Pertemuan pimpinan Perguruan Tinggi selang 25-26 September tersebut, bertemakan; Aksi Kebangsaan Melawan Radikalisme, yang dihadiri lebih dari 3.000 peserta dari penjuru NKRI.
“Ada dua momentum penting dalam kegiatan di Bali waktu itu. Yaitu, pembacaan Deklarasi Perguruan Tinggi Melawan Radikalisme di depan Presiden Republik Indonesia, Joko Widodo, pada hari Selasa, 26 September 2017, dan ke dua kesepakatan dalam rapat pleno di ballroom BNDCC pada hari Senin, 25 September 2017 untuk melaksanakan Deklarasi Aksi Kebangsaan Perguruan Tinggi Melawan Radikalisme di setiap propinsi atau kota secara serentak di seluruh Indonesia pada tanggal 28 Oktober 2017, dengan melibatkan jaringan Panitia Pelaksana kegiatan Pertemuan Pimpinan Perguruan Tinggi Se-Indonesia,” jelasnya.

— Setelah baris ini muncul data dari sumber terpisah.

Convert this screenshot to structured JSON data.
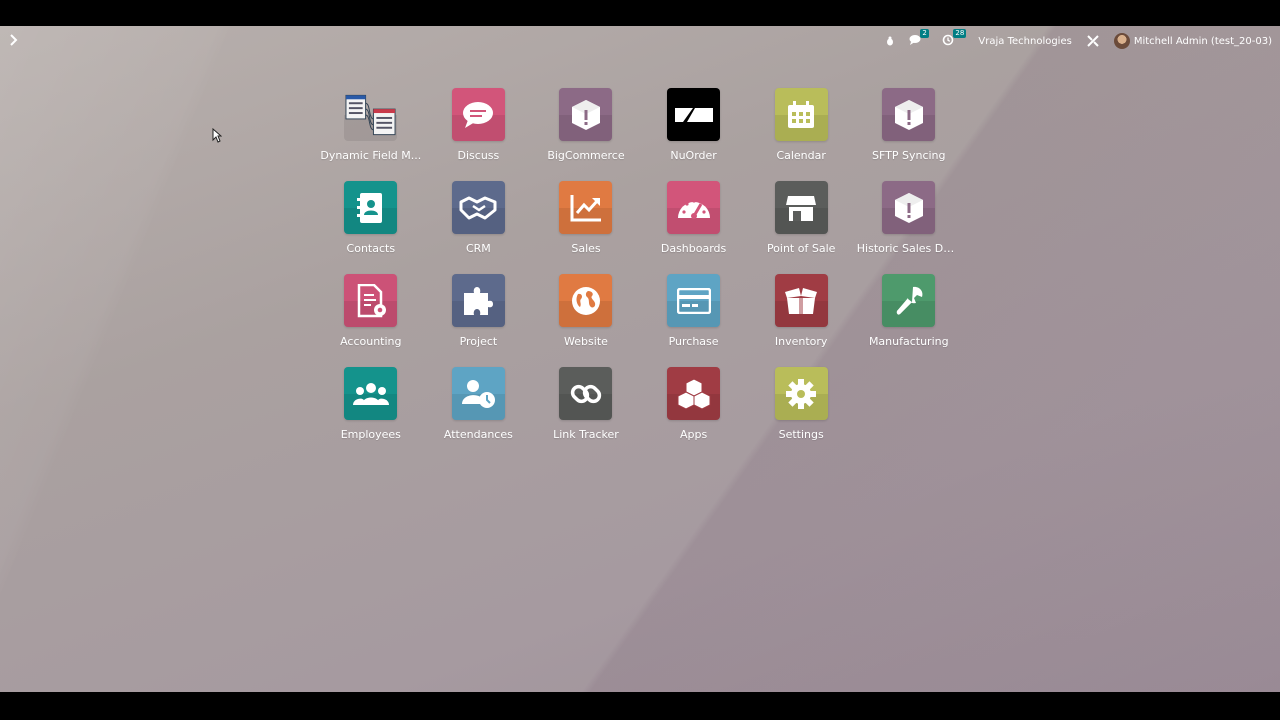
{
  "systray": {
    "messages_count": "2",
    "activities_count": "28",
    "company": "Vraja Technologies",
    "user": "Mitchell Admin (test_20-03)"
  },
  "apps": [
    {
      "label": "Dynamic Field M...",
      "icon": "dynamic-field-icon",
      "color": "none"
    },
    {
      "label": "Discuss",
      "icon": "chat-bubble-icon",
      "color": "#d2557a"
    },
    {
      "label": "BigCommerce",
      "icon": "package-alert-icon",
      "color": "#8c6a86"
    },
    {
      "label": "NuOrder",
      "icon": "nuorder-logo-icon",
      "color": "#000000"
    },
    {
      "label": "Calendar",
      "icon": "calendar-icon",
      "color": "#b9bd5a"
    },
    {
      "label": "SFTP Syncing",
      "icon": "package-alert-icon",
      "color": "#8c6a86"
    },
    {
      "label": "Contacts",
      "icon": "address-book-icon",
      "color": "#14938c"
    },
    {
      "label": "CRM",
      "icon": "handshake-icon",
      "color": "#5d6a8c"
    },
    {
      "label": "Sales",
      "icon": "trend-chart-icon",
      "color": "#e07a42"
    },
    {
      "label": "Dashboards",
      "icon": "gauge-icon",
      "color": "#d2557a"
    },
    {
      "label": "Point of Sale",
      "icon": "storefront-icon",
      "color": "#5b5d5b"
    },
    {
      "label": "Historic Sales Data",
      "icon": "package-alert-icon",
      "color": "#8c6a86"
    },
    {
      "label": "Accounting",
      "icon": "invoice-gear-icon",
      "color": "#cc5277"
    },
    {
      "label": "Project",
      "icon": "puzzle-icon",
      "color": "#5d6a8c"
    },
    {
      "label": "Website",
      "icon": "globe-icon",
      "color": "#e07a42"
    },
    {
      "label": "Purchase",
      "icon": "credit-card-icon",
      "color": "#5ea4c4"
    },
    {
      "label": "Inventory",
      "icon": "open-box-icon",
      "color": "#a03c44"
    },
    {
      "label": "Manufacturing",
      "icon": "wrench-icon",
      "color": "#4e9a6c"
    },
    {
      "label": "Employees",
      "icon": "people-icon",
      "color": "#14938c"
    },
    {
      "label": "Attendances",
      "icon": "user-clock-icon",
      "color": "#5ea4c4"
    },
    {
      "label": "Link Tracker",
      "icon": "link-icon",
      "color": "#5b5d5b"
    },
    {
      "label": "Apps",
      "icon": "cubes-icon",
      "color": "#a03c44"
    },
    {
      "label": "Settings",
      "icon": "gear-icon",
      "color": "#b9bd5a"
    }
  ]
}
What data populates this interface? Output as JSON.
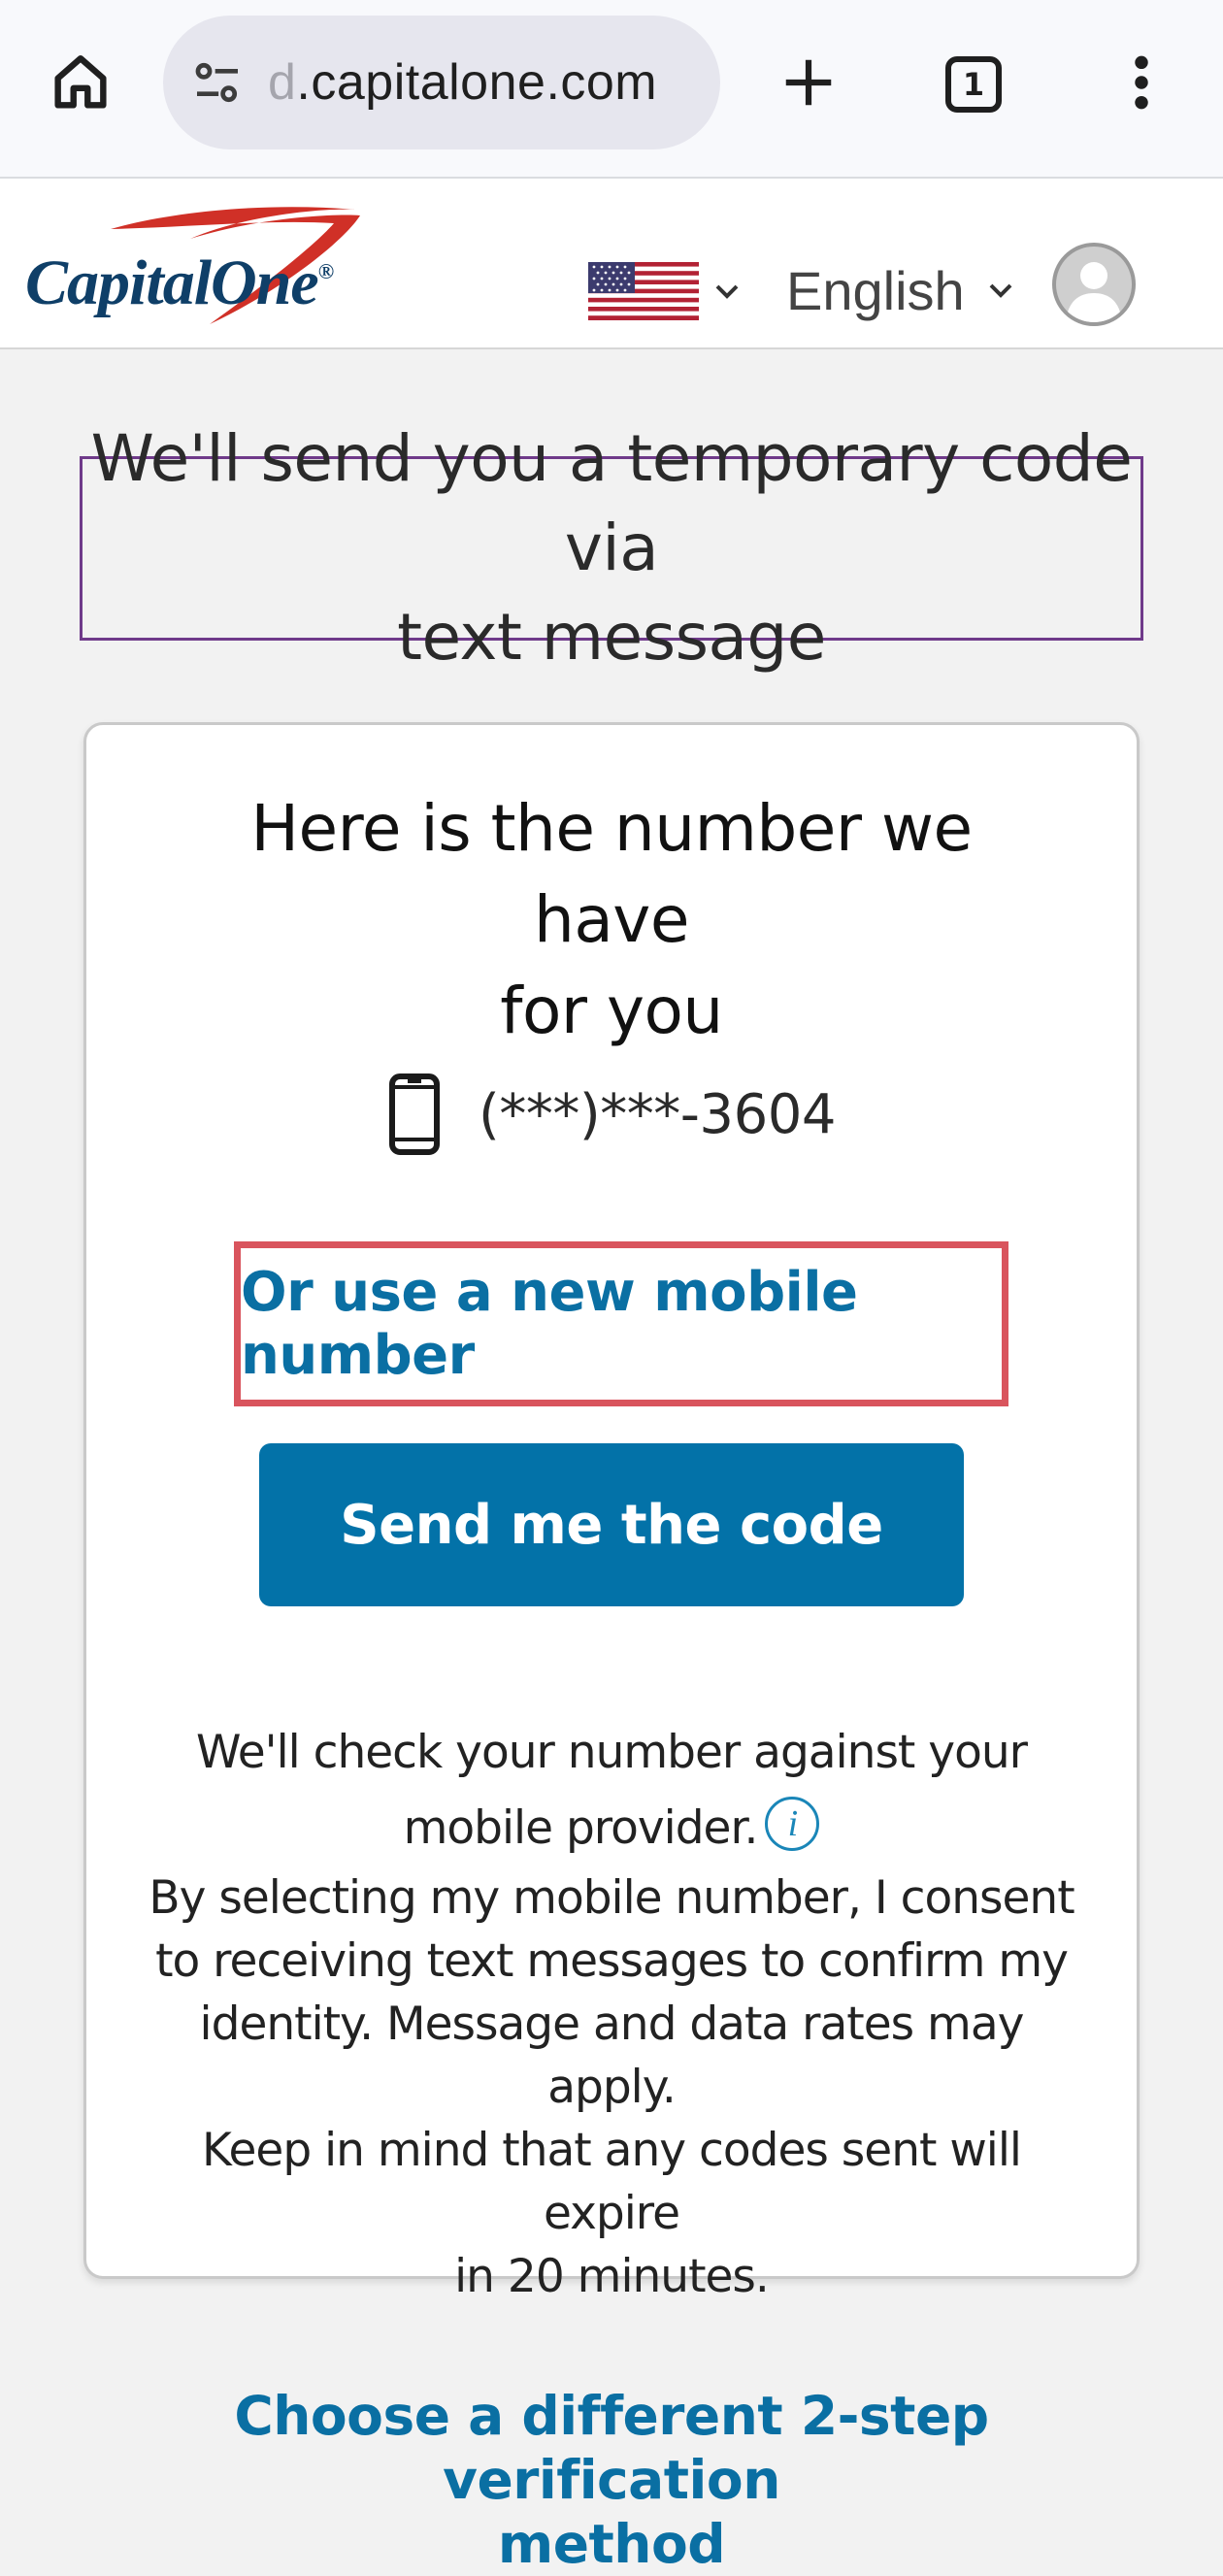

Untuk itulah, lanjut Liow, tujuan deklarasi di lapangan upacara Unsrat ini tak lain untuk mempertegas sikap perguruan tinggi se-Indonesia bersama civitas akademika dari semua PT di Sulut untuk melawan radikalisme dan intoleransi, serta menjadi benteng bagi Pancasila, UUD 1945, Bhineka Tunggal Ika dan Negara Kesatuan Republik Indonesia.
“Semoga kegiatan ini juga dapat ditindaklanjuti di setiap perguruan tinggi yang ada di Provinsi Sulawesi Utara,” ujar Liow, yang juga Ketua Kelompok Mahasiswa (Kemah) KGPM ini.
Selain pembacaan deklarasi oleh sejumlah pimpinan PT, acara diwarnai pula dengan penandatanganan deklarasi oleh pada pimpinan PT yang hadir dan pelepasan balon warna merah dan putih.